Non conosco ovviamente Martina Simonelli, l’autrice di un articolo di quattro anni fa che qui riprendo per un motivo preciso. E’ una persona giovane, scrive prevalentemente di musica su una testata web e, nell’articolo che riprendo, ha provato a interrogare e interrogarsi riguardo alla musica jazz.
Dalle sue parole si arguisce facilmente la non dimestichezza con la materia, ma la sua spontaneità e la voglia di scoprire meritano rispetto, anche quando si dice convinta di essere entrata nel modo del jazz grazie a Fever cantata da Michael Bublè. Un pò come pensare di conoscere i segreti della lirica dopo aver ascoltato Bocelli.
Ma, tornando all’articolo, le risposte catturate al volo nelle strade di Roma sono un misto di umorismo involontario e ignoranza notevole, decisamente demoralizzanti per chi segue e ama questa musica.
“Se ti dico jazz a cosa pensi?”.
“Il riassunto delle risposte:
a) musicisti che suonano ognuno cose diverse dagli altri, ma tutti nello stesso momento;
b) “quella specie di violino grande”, che penso si riferisse al contrabasso;
c) la musica dei ristoranti chic;
d) un genere per pochi eletti;
e) una cosa che non capisci nemmeno se la studi.”
E ancora, riportando le note di Martina:
“Insomma, tanto di cappello, volendo essere ironici ci hanno indovinato un po’ tutti quanti.
Ma, messo da parte l’umorismo, ci siamo resi conto di quanto, in realtà, un genere nato dal basso sia ormai diventato un fenomeno di nicchia, davvero per “pochi eletti”. Il jazz, quel mondo sconosciuto e alquanto incomprensibile che, in realtà, affolla le nostre vite più di quanto pensiamo, ma che il nostro orecchio –allenato alle rime sole-cuore-amore e stupidissime melodie sempre uguali- non è più abituato a riconoscere.”
A questo punto la giornalista giunge alle sue conclusioni, che per quanto suonino assurde ad un appassionato, contengono in parte una piccola dose di verità:
“Esiste una quantità infinita di sottogeneri jazzistici. Quello più conosciuto- forse perché l’essere umano si diverte fondamentalmente a criticare- è proprio quello più “incomprensibile”. E lo è diventato non per natura propria, ma perché negli ultimi anni purtroppo spesso i musicisti hanno perso di vista il vero scopo con cui era nato e si concentrano esclusivamente su una tecnica portata all’eccesso.”

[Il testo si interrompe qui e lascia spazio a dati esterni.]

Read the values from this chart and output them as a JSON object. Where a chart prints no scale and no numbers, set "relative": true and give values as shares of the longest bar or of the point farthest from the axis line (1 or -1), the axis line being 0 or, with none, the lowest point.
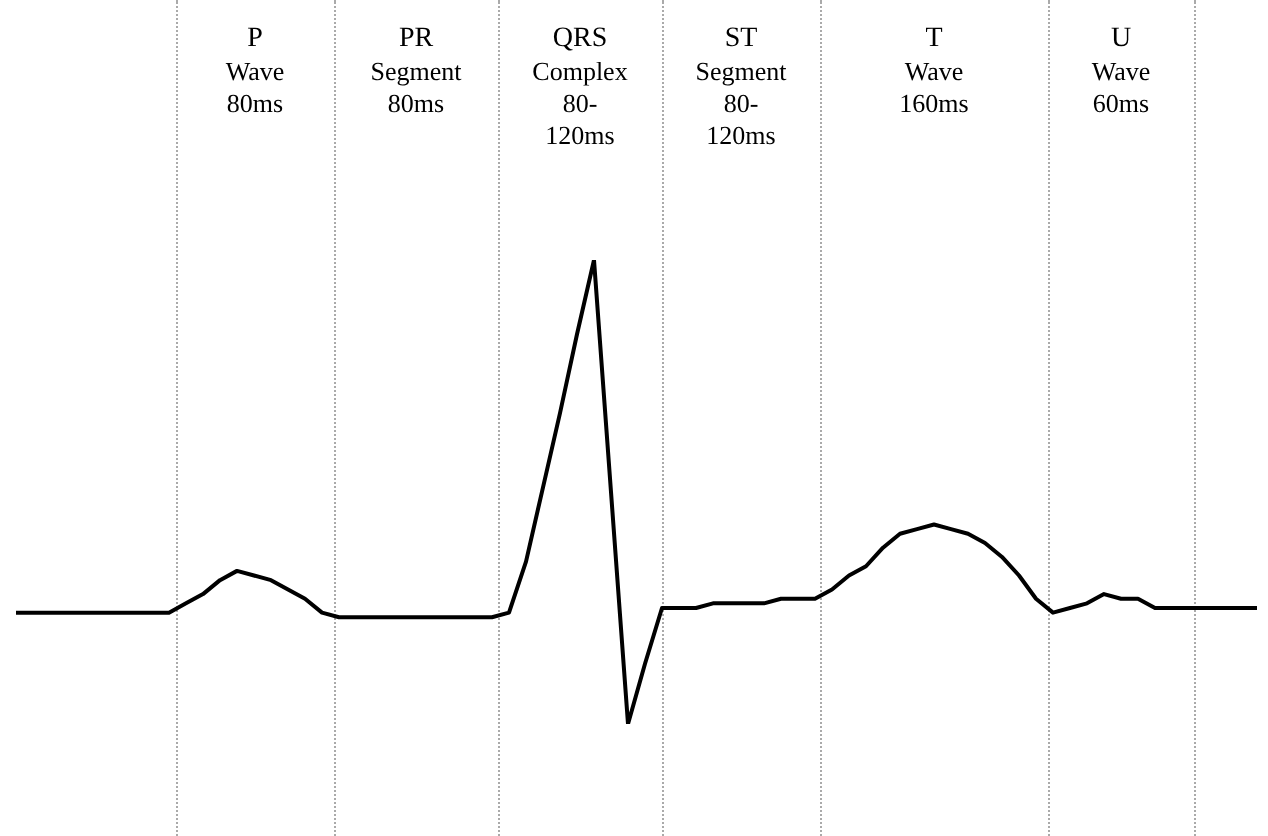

Il resto dell’articolo non è particolarmente interessante, daltronde non si tratta di una critica musicale, tantomeno di una “esperta” di jazz. Ma se l’idea della nostra musica che una persona comune prova è questa , e se le risposte ad un piccolo test sono quelle riportate sopra, c’è poco da stare allegri. La fine della pandemia sarà accompagnata, quando avverrà, dalla scomparsa di club, festival, etichette discografiche e negozi di dischi. Per non parlare dei musicisti, chi sarà riuscito a sfangarsela dovrà fare i conti con un mondo diverso, dove per la cultura e la musica ci saranno meno spazi, meno soldi e meno interesse. A questo punto, davanti al quadro che pian piano si prospetta, credo che al momento non mi rimanga che un drink per risollevare il morale. Per me una grappa, doppia!